Updated

Dozens of fighters linked to Al-Qaeda in Iraq streamed into Shiite villages north of Baghdad on Sunday, torching homes and killing at least 15 people before Iraqi police and defiant residents drove them away, police and army officials said.

In all, at least 41 people were killed or found dead nationwide — including nine shot by security contractors in Baghdad, police said, and five who died when a booby-trapped bicycle exploded near a cafe serving tea and food during Ramadan fasting hours.

The bloodshed came the day after Al-Qaeda in Iraq announced a new offensive in the Islamic holy month and was a blow to government hopes that a peaceful Ramadan would demonstrate the success of the seven-month operation in the capital.

In the raids on the villages of Jichan and Ghizlayat, the fighters arrived from several different directions and residents fought back until Iraqi security forces arrived and chased the attackers, who fled to nearby farms.

The clashes about 60 miles north of Baghdad lasted about two hours, the officials and witnesses said. They spoke on condition of anonymity because they feared reprisals.

In Baghdad, Iraqi police said security contractors opened fire in a predominantly Sunni neighborhood of western Baghdad on Sunday, killing at least nine civilians. The U.S. Embassy said contractors working for the State Department were involved in an incident in Baghdad but provided no further details, saying an investigation was still under way.

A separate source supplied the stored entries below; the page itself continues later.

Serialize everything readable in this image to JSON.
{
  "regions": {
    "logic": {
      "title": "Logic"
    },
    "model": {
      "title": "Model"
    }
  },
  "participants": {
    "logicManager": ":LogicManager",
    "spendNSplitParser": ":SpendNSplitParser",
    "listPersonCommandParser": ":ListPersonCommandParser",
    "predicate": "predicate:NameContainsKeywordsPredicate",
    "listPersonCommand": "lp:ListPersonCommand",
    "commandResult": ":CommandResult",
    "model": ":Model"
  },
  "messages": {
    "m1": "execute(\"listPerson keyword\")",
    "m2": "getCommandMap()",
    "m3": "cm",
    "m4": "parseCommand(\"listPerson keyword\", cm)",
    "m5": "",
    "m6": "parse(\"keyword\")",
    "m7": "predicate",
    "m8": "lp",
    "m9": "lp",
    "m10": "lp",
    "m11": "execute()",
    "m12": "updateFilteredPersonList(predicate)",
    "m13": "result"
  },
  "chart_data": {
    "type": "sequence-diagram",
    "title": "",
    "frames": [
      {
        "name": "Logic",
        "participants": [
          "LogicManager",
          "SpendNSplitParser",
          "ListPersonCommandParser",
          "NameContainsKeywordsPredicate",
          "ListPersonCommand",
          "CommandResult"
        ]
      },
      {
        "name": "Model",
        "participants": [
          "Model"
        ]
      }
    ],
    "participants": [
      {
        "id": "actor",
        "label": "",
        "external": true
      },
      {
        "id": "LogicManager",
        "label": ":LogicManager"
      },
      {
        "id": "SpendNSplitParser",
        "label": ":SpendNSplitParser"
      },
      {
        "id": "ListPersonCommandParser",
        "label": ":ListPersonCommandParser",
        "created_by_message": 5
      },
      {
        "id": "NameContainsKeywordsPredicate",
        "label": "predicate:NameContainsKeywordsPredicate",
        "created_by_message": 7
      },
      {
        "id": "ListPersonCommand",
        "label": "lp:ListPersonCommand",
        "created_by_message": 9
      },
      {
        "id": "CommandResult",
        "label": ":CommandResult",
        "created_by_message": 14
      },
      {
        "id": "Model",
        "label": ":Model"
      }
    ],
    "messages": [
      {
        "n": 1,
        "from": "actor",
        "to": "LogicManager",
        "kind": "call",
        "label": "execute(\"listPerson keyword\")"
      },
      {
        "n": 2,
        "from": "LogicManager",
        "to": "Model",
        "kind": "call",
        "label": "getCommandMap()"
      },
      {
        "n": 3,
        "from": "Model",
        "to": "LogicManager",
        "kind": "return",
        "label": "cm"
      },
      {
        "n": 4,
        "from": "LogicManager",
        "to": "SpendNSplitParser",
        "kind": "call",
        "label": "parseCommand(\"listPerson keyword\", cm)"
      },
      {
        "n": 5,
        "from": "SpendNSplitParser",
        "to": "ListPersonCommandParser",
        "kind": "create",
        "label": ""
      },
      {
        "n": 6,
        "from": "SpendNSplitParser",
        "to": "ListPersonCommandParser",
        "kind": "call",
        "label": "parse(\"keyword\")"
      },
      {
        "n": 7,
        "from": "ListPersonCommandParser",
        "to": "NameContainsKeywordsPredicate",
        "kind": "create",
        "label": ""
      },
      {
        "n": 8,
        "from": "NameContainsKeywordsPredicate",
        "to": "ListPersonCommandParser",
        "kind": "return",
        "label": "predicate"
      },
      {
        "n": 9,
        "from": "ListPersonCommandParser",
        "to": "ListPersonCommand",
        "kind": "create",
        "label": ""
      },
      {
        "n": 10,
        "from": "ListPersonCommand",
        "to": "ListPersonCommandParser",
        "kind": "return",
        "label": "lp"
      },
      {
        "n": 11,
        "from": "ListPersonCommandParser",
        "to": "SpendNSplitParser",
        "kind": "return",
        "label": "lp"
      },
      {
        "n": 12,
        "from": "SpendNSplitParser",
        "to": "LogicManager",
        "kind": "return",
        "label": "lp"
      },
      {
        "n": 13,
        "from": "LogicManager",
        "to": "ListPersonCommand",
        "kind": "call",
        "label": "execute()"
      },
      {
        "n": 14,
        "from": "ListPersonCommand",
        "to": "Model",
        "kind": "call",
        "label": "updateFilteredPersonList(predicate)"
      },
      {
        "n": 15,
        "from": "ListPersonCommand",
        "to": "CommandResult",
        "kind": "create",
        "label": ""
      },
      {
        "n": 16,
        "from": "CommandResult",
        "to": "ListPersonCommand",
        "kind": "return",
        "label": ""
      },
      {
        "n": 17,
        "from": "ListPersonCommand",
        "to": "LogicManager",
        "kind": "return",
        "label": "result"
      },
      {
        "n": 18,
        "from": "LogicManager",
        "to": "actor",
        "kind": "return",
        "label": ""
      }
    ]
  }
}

"We saw a convoy of SUVs passing in the street nearby. One minute later, we heard the sound of bomb explosion followed by gunfire that lasted for 20 minutes between gunmen and the convoy people who were foreigners and dressed in civilian clothes. Everybody in the street started to flee immediately," said Hussein Abdul-Abbas, who owns a cell phone store nearby.

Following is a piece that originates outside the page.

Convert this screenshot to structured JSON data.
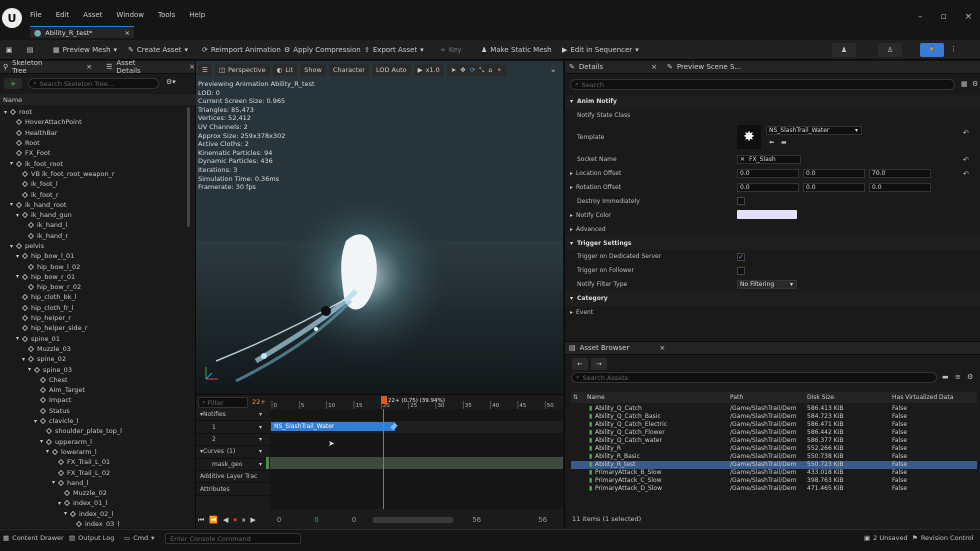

The police officer who reported the shootings in Mansour spoke on condition of anonymity because he was not authorized to release the information.

American soldiers arrived afterward and were not involved, military spokesman Lt. Col. Scott Bleichwehl said.

Many contractors have been accused of indiscriminately firing at American and Iraqi troops, and of shooting to death an unknown number of Iraqi citizens who got too close to their heavily armed convoys, but not one has faced charges or prosecution.

The wartime numbers of private guards are unprecedented — as are their duties, many of which have traditionally been done by soldiers. They protect U.S. military operations and have guarded high-ranking officials including Gen. David Petraeus, the U.S. commander in Baghdad. They also protect journalists, visiting foreign officials and thousands of construction projects.

The government, meanwhile, faced a deepening political crisis with Saturday's announcement that anti-U.S. cleric Muqtada al-Sadr's followers were withdrawing from the Shiite alliance in parliament. Al-Sadr's followers hold 30 of the 275 parliament seats.

The announcement, made to reporters in Najaf, means the Shiite-led government can count on the support of only 108 parliament members — 30 short of a majority. However, it could probably win the backing of the 30 independent Shiite parliamentarians, as well as some minor parties.

Al-Sadr's decision will sharpen the power struggle among armed Shiite groups in the south, which includes major Shiite religious shrines and much of the country's vast oil resources.

But Shiites have shown signs of increasing frustration with militia violence, much of it blamed on breakaway Mahdi Army factions and criminal gangs and extortion rings.

American commanders in southern Iraq have said Shiite sheiks are showing interest in joining forces with the U.S. military against extremists, in much the same way that Sunni clansmen in the western part of the country have worked with American forces against al-Qaida in Iraq.

One of those clansmen, Sheik Abdul-Sattar Abu Risha, was assassinated Thursday outside his compound in the Anbar capital of Ramadi, just days after he met with President Bush.

The U.S. military said an al-Qaida linked militant believed responsible for his death — Fallah Khalifa Hiyas Fayyas al-Jumayli, an Iraqi also known as Abu Khamis — was seized Saturday.

"We do not assess that he was operating alone, there is an investigation and continuing operations that are focused on ensuring that all people who were involved in this attack or in this murder will be detained," said Rear. Adm. Mark Fox, a U.S. military spokesman.